Nos habíamos olvidado de decir que La doble vida de Walter tiene una subtrama, una segunda línea narrativa protagonizada por el hijo de Black y la porrista. Olvido consciente: pues ahí encontramos no lo peor, pero sí al menos lo más convencional del film. Lo convencional en esta película es condenable, porque precisamente lo que se intenta es aprender a entender lo que está por fuera de lo comprensible. Sin embargo, uno puede leer esto como un descanso del relato, un necesario remanso antes de emprender un nuevo viaje ascendente-descendente, como esa montaña rusa que funciona (a veces torpemente) como leitmotiv, hacia la profundidad de la psicología de Walter Black.

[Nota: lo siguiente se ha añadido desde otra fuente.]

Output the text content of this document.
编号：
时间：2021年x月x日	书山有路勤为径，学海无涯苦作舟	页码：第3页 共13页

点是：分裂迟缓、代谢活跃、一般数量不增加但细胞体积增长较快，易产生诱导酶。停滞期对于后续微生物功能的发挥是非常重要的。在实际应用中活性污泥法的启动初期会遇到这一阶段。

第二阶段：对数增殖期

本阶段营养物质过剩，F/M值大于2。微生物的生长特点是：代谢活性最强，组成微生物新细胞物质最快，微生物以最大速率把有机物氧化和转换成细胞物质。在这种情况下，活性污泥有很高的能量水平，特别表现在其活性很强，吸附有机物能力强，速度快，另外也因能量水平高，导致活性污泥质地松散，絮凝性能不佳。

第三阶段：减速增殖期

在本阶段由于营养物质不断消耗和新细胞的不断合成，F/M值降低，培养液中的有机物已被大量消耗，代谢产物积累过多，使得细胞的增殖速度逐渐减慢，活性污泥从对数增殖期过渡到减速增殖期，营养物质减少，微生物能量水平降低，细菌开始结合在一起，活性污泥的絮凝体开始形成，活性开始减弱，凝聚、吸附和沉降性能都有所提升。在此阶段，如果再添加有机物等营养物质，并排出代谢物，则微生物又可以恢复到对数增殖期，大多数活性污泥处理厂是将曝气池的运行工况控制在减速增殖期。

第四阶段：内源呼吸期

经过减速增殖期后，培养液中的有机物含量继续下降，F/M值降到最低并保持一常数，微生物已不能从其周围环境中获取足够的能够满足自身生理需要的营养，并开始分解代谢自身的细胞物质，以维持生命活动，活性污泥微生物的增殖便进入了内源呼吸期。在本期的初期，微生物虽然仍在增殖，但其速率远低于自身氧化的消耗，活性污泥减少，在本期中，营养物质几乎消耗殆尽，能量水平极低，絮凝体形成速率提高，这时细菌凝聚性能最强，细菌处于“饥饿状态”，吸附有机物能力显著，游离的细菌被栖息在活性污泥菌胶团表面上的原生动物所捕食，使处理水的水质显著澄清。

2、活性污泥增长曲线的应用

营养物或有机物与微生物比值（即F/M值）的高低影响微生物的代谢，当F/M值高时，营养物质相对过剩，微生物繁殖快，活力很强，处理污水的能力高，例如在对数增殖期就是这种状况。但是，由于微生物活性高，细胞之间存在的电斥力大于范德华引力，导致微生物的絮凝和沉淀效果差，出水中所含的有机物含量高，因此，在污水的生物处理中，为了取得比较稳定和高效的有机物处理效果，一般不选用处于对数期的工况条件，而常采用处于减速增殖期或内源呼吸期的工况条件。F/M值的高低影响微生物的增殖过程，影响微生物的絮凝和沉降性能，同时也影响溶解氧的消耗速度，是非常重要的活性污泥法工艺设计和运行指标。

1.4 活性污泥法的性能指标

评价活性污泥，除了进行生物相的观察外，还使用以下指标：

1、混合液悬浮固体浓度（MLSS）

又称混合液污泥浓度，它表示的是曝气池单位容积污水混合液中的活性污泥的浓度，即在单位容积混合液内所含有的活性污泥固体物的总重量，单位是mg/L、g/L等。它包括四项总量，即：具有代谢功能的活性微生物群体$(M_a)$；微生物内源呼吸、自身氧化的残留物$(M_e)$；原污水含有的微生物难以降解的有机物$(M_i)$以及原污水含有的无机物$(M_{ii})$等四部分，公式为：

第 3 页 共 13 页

Es interesante por tanto fijarse un rato en esas montañas rusas. En el film, Meredith (Foster) es una ingeniera que las construye. Que al final sea una montaña rusa lo que una a la familia puede ser una metáfora un tanto ordinaria, pero lo que importa es su valor simbólico: es la esposa, la mujer, la madre, como red; son las manos de Meredith que elaboran esos recorridos, parecidos a los de la vida y a los de la cabeza de cualquiera de nosotros (incluso la de Walter), con sus caídas y sus subidas. Por eso, Meredith mira desde afuera en el final, mientras padre e hijo se abrazan. No hace falta involucrarse o meterse más de la cuenta, dice, piensa Meredith madre y Foster directora: de ahí las brillantes elipsis y fueras de campo que son parte del relato. A veces basta con saberse parte de ese todo que se construye, ese todo con lo bueno y lo malo que implica: por eso la trama áspera con Walter, por eso la convencional con su hijo. Por eso, al final, logran congeniar y abrazarse. De este todo orgánico, repleto de rabia, amor, risa, llanto, frustraciones y demás, está hecho el camino. Hay que atreverse a transitarlo, aunque no prometemos que el viaje sea del todo luminoso. Walter, Meredith y Mel Gibson, lo saben. Foster también, y lo filma como pocos.